Game archives for AI research - Chess Forums

Outis86

Dec 9, 2020

0

#1

Hello,

I'm wondering if it's possible to obtain a large collection of games for AI research. I'm training Leela Chess Zero (Lc0) networks based on human games to experiment with various learning methods.

For past months I have been data-mining the game archives of Lichess which (at the time of writing) has around 1.6 billion games. As Chess.com has games archived since about 2007 I'm very much interested to know if there are any compressed downloads available for this kind of research.

Lichess has game archives per month which contain (for the recent months in 2020) up to 70+ million games per download. This makes it easy to data-mine larger data-sets.

For me it's key to get a large portion of games in various rating ranges and time controls (preferably no bullet games):

1000-1050
1200-1250
1400-1450
<>
2600+

I have been reading the API documentation lately and apparently for serial access the API should be unrestricted / uncapped but I have seen 429 responses every now and then. Game archives on chess.com are per-player and also on a monthly basis.

To my knowledge there is not really a fine-grained way to obtain players in a certain ELO range and thus this would require some 'probing' to find the right sub-set of players (e.g. for example by iterating over the player listings for each country).

I hope to hear some directions how to achieve above goals.

Tricky_Dicky

Dec 9, 2020

0

#2

There have been some excessive requests recently, from some individuals, which resulted in staff throttling the download rate.

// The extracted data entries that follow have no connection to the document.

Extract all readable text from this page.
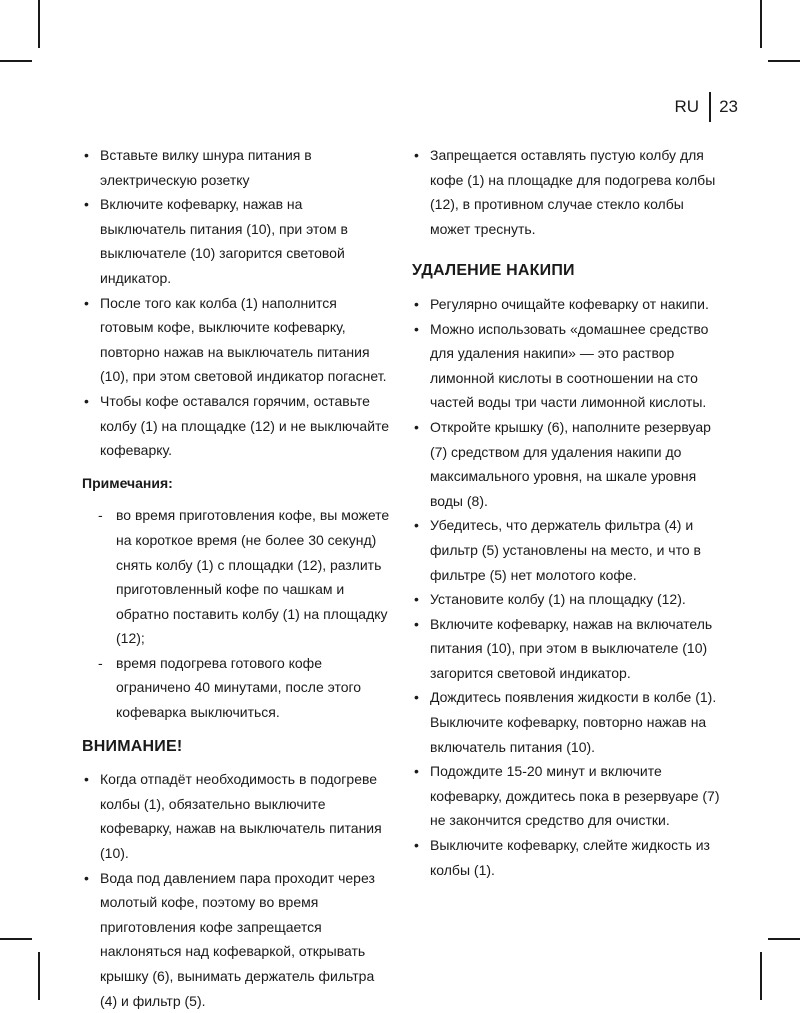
RU	23
• Вставьте вилку шнура питания в электрическую розетку
• Включите кофеварку, нажав на выключатель питания (10), при этом в выключателе (10) загорится световой индикатор.
• После того как колба (1) наполнится готовым кофе, выключите кофеварку, повторно нажав на выключатель питания (10), при этом световой индикатор погаснет.
• Чтобы кофе оставался горячим, оставьте колбу (1) на площадке (12) и не выключайте кофеварку.
Примечания:
- во время приготовления кофе, вы можете на короткое время (не более 30 секунд) снять колбу (1) с площадки (12), разлить приготовленный кофе по чашкам и обратно поставить колбу (1) на площадку (12);
- время подогрева готового кофе ограничено 40 минутами, после этого кофеварка выключиться.
ВНИМАНИЕ!
• Когда отпадёт необходимость в подогреве колбы (1), обязательно выключите кофеварку, нажав на выключатель питания (10).
• Вода под давлением пара проходит через молотый кофе, поэтому во время приготовления кофе запрещается наклоняться над кофеваркой, открывать крышку (6), вынимать держатель фильтра (4) и фильтр (5).
• Запрещается оставлять пустую колбу для кофе (1) на площадке для подогрева колбы (12), в противном случае стекло колбы может треснуть.
УДАЛЕНИЕ НАКИПИ
• Регулярно очищайте кофеварку от накипи.
• Можно использовать «домашнее средство для удаления накипи» — это раствор лимонной кислоты в соотношении на сто частей воды три части лимонной кислоты.
• Откройте крышку (6), наполните резервуар (7) средством для удаления накипи до максимального уровня, на шкале уровня воды (8).
• Убедитесь, что держатель фильтра (4) и фильтр (5) установлены на место, и что в фильтре (5) нет молотого кофе.
• Установите колбу (1) на площадку (12).
• Включите кофеварку, нажав на включатель питания (10), при этом в выключателе (10) загорится световой индикатор.
• Дождитесь появления жидкости в колбе (1). Выключите кофеварку, повторно нажав на включатель питания (10).
• Подождите 15-20 минут и включите кофеварку, дождитесь пока в резервуаре (7) не закончится средство для очистки.
• Выключите кофеварку, слейте жидкость из колбы (1).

For a large data mining adventure I would suggest that an approach to staff in advance would be best. They may be able give advice on speeds and best times for access.

Nevfy

Dec 9, 2020

0

#3

Imho, with API the only way to perform your task is:

Get list of recently active players from certain country ( https://api.chess.com/pub/country/RU/players );
For each player:
1. Get his rating ( https://api.chess.com/pub/player/outis86/stats );
2. Get archive of his games in the last full month ( https://api.chess.com/pub/player/outis86/games/2020/11/pgn ).

Repeat for each country code. Then you can do all post-analysis (like sorting players by rating ranges) of your PC.

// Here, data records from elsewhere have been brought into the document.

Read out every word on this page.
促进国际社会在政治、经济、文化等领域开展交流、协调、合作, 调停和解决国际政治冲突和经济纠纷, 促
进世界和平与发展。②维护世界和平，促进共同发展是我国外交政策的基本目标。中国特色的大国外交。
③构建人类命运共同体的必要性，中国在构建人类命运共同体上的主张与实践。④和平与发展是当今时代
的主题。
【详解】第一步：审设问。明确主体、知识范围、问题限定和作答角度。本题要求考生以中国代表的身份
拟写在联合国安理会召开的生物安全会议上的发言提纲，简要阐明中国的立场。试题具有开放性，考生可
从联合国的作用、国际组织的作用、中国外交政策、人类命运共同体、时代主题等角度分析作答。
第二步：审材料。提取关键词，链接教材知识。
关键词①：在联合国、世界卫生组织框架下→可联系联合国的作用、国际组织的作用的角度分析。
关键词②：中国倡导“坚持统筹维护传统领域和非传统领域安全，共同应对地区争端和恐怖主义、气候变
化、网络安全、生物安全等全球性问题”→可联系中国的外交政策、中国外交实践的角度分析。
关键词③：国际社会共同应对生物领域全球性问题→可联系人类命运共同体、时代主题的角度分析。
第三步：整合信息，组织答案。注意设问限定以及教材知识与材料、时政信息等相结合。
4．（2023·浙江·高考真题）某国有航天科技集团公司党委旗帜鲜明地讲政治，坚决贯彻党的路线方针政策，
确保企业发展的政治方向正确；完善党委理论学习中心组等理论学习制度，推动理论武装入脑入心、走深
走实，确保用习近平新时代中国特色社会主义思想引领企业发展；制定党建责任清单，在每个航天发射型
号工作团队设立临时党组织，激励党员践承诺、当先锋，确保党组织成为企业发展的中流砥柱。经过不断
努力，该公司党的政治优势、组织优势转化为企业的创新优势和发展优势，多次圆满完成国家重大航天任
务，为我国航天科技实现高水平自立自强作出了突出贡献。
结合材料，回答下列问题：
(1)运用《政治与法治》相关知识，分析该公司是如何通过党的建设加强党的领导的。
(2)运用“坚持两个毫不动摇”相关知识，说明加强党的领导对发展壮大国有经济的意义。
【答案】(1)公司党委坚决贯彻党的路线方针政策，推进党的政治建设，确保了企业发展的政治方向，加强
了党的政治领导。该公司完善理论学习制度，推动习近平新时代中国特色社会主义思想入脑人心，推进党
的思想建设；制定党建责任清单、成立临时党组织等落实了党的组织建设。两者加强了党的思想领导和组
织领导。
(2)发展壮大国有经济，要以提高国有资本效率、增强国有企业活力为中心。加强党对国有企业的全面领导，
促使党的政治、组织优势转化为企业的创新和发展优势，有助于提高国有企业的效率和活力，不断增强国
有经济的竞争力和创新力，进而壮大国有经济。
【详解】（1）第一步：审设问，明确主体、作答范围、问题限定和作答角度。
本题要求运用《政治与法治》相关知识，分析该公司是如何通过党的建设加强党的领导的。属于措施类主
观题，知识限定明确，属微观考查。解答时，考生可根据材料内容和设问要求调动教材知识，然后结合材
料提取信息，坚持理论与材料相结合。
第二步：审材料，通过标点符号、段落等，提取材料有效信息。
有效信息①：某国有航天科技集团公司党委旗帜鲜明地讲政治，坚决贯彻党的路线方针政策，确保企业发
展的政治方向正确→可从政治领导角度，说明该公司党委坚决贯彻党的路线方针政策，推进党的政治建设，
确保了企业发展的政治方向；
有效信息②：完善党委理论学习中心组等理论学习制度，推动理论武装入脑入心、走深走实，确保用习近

But I'm not sure that Chess.com will allow you to load the server that much. Maybe you should write a message to website's support asking for collaboration.

Outis86

Dec 9, 2020

0

#4

Nevfy wrote:

Imho, with API the only way to perform your task is:

Get list of recently active players from certain country ( https://api.chess.com/pub/country/RU/players );
For each player:
1. Get his rating ( https://api.chess.com/pub/player/outis86/stats );
2. Get archive of his games in the last full month ( https://api.chess.com/pub/player/outis86/games/2020/11/pgn ).

Repeat for each country code. Then you can do all post-analysis (like sorting players by rating ranges) of your PC.

But I'm not sure that Chess.com will allow you to load the server that much. Maybe you should write a message to website's support asking for collaboration.

I think iterating over the player names from the country listing and directly pull the game archives is good enough as the JSON (with PGN data in it) contain the player ELO when the game was played.

Nevfy

Dec 9, 2020

0

#5

@Outis86 You are right. I forgot about it.

Outis86

Dec 10, 2020

0

#6

Who would be the best person to get in touch with for this inquiry?

Tricky_Dicky

Dec 10, 2020

0

#7

@bcurtis (Ben) is the senior developer for the API

bcurtis

Dec 13, 2020

0

#8

Thanks for bringing this up, @Outis86 — AI and related research projects are certainly interesting to us!

Unfortunately right now we are not equipped to provide bulk downloads, and the API methods are not suitable for a variety of reasons. The Published Data API was designed to help the community create tools for Chess.com players, and so as you discovered it is player-centric and obtaining a time-slice of all games that meet certain criteria is just not going to work — the rate-limiting means you would need to spend years obtaining data. And speaking of rate-limiting, that is in place because the type of data we deliver on demand is many thousands of times more of a burden on the servers than something like a bulk download. We discourage scans like you propose, because they are not done for the benefit of the players (for instance, there is no player asking you to process their games in this way), and the server load detracts from the performance for the players on the site. If you are concerned that your scripts may be creating a burden, make sure you include your contact information in the user-agent header of your HTTP request, and if we find that we need to limit or change your access then we know who to email.

These are all temporary conditions. This year, we have discussed many ways and options for opening up data for study and use by people like yourself. For various reasons, we believe that we need to meet a higher legal standard of guarding privacy than other sites (for GDPR, CCPA, etc), and so we cannot simply publish the existing data. Figuring out exactly how we can approach these new and fascinating possibilities is going to take some work, and due to the significant increase in interest in chess this year we are a little short-handed.

But please know that this is a topic that is dear to me, and we will pursue it as we can. Thanks again for bringing this to the forum for discussion.

Mensch-Maschine

Oct 17, 2021

0

#9

Hi @bcurtis.

I have a couple of ideas for data science projects (rather than AI research) that would involve analysing a large dataset of games (ideally a timeslice providing a random sample of ratings, time formats, etc.).

I was wondering if any progress had been made at chess.com in providing such datasets rather than just the player-centric data currently available?

The "other chess site" has published monthly collections of games, but I'd prefer to use chess.com data, especially if I would be discussing results in a blog here (which I'm planning to do).

One option could be to publish a few datasets of various sizes, specifically for the purposes of study/research, separately from the current API system, which, as you point out, is player-centric by design. Is that feasible, or are there still unresolved legal/privacy issues with publishing research data like that?

Thanks.